3. Der „labeling approach“
3.1. Normsetzung
3.2. Durchsetzung von Regeln
3.2.1. Die vier Prämissen
3.2.2. soziale Kontrolle
3.2.3. Eigen-Gruppe und Fremd-Gruppe

4. Massenmedien und ihre Wirkung auf die Gesellschaft
4.1. Der Einfluss der Massenmedien auf ihr Publikum
4.1.1. Der Agenda-Setting-Ansatz
4.1.2. Medien als Vermittler der unbekannten Wirklichkeit
4.1.3. Suche nach Bestätigung
4.2. Massenmedien als Instanz sozialer Kontrolle
4.3. Die Verzerrung der Ausländerkriminalität in Medienberichten
4.3.1. Berichterstattung über inländische Kriminelle
4.3.2. Berichterstattung über ausländische Kriminelle
4.3.3. Berichterstattung über die PKS
4.2.4. Der Ausländer als Bedrohung

5. Ausblick

6. Literaturverzeichnis

1. Einleitung

Stößt man in den deutschen Massenmedien auf Berichte über Ausländer, so handeln diese fast ausschließlich von negativen Sachverhalten: die Überschwemmung des Landes durch Asylanten, Ausländer die den Deutschen Arbeitsplätze wegnehmen, rassistisch motivierte Gewalt oder eben Ausländerkriminalität, mit der ich mich in dieser Hausarbeit auseinandersetze. Auf Grund dieser primären Beschäftigung mit unangenehmen Themen ist es nicht verwunderlich, wenn im Kopf des Rezipienten ein Negativbild von Ausländern zurückbleibt.

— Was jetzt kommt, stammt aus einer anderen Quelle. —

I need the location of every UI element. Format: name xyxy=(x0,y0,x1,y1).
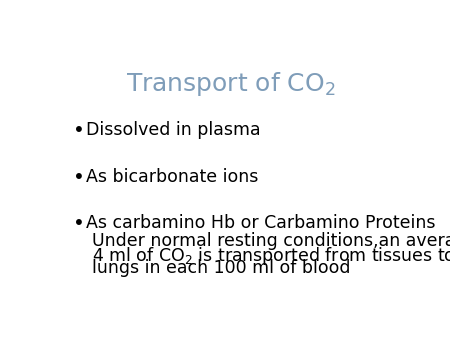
Text: Dissolved in plasma: Dissolved in plasma xyxy=(86,121,260,139)
Text: •: • xyxy=(73,168,85,187)
Text: •: • xyxy=(73,121,85,140)
Text: •: • xyxy=(73,214,85,233)
Text: As carbamino Hb or Carbamino Proteins: As carbamino Hb or Carbamino Proteins xyxy=(86,214,435,232)
Text: 4 ml of CO$_2$ is transported from tissues to: 4 ml of CO$_2$ is transported from tissu… xyxy=(92,245,450,267)
Text: As bicarbonate ions: As bicarbonate ions xyxy=(86,168,258,186)
Text: Transport of CO$_2$: Transport of CO$_2$ xyxy=(126,70,336,98)
Text: lungs in each 100 ml of blood: lungs in each 100 ml of blood xyxy=(92,259,351,277)
Text: Under normal resting conditions,an average of: Under normal resting conditions,an avera… xyxy=(92,232,450,249)
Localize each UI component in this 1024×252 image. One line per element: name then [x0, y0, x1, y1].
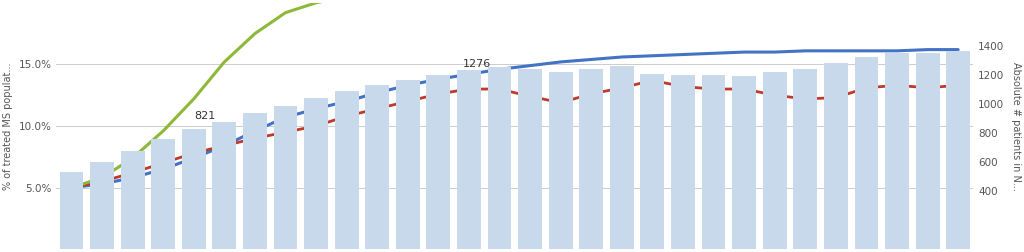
Bar: [212, 122, 237, 249]
Bar: [885, 53, 909, 249]
Bar: [152, 139, 175, 249]
Bar: [671, 75, 695, 249]
Bar: [580, 69, 603, 249]
Bar: [487, 67, 511, 249]
Bar: [732, 76, 756, 249]
Bar: [457, 70, 481, 249]
Bar: [182, 129, 206, 249]
Bar: [304, 99, 328, 249]
Bar: [640, 74, 665, 249]
Text: 821: 821: [194, 111, 215, 121]
Bar: [273, 106, 297, 249]
Bar: [946, 51, 970, 249]
Bar: [366, 85, 389, 249]
Bar: [763, 72, 786, 249]
Bar: [824, 63, 848, 249]
Bar: [396, 80, 420, 249]
Bar: [549, 72, 572, 249]
Bar: [794, 69, 817, 249]
Bar: [915, 53, 939, 249]
Y-axis label: Absolute # patients in N...: Absolute # patients in N...: [1012, 61, 1021, 191]
Bar: [59, 172, 83, 249]
Text: 1276: 1276: [463, 59, 492, 69]
Bar: [426, 75, 451, 249]
Bar: [518, 69, 542, 249]
Bar: [335, 91, 358, 249]
Bar: [90, 162, 114, 249]
Bar: [701, 75, 725, 249]
Bar: [121, 151, 144, 249]
Bar: [854, 57, 879, 249]
Bar: [610, 66, 634, 249]
Y-axis label: % of treated MS populat...: % of treated MS populat...: [3, 62, 12, 190]
Bar: [243, 113, 267, 249]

Die BILD-Zeitung startete Januar diesen Jahres einen Report, in dem sie nach eigener Aussage ausführlich über die Jugend- und insbesondere die Ausländerkriminalität berichten wollte. Sieht man sich an, welche Titel dieser Berichtsserie als Aufreißer dienten, sollte einen dies eigentlich aufschrecken und zum Nachdenken anregen:

- „Dauer-kriminelle Ausländer ausweisen – das fordert Deutschlands mutigster Oberstaatsanwalt“ (04.01.2008)
- „Der nächste schlimme Fall! Sieben ausländische Jugendliche schlugen einen Lokführer
zusammen, die Polizei ließ sie trotzdem laufen“ (06.01.2008)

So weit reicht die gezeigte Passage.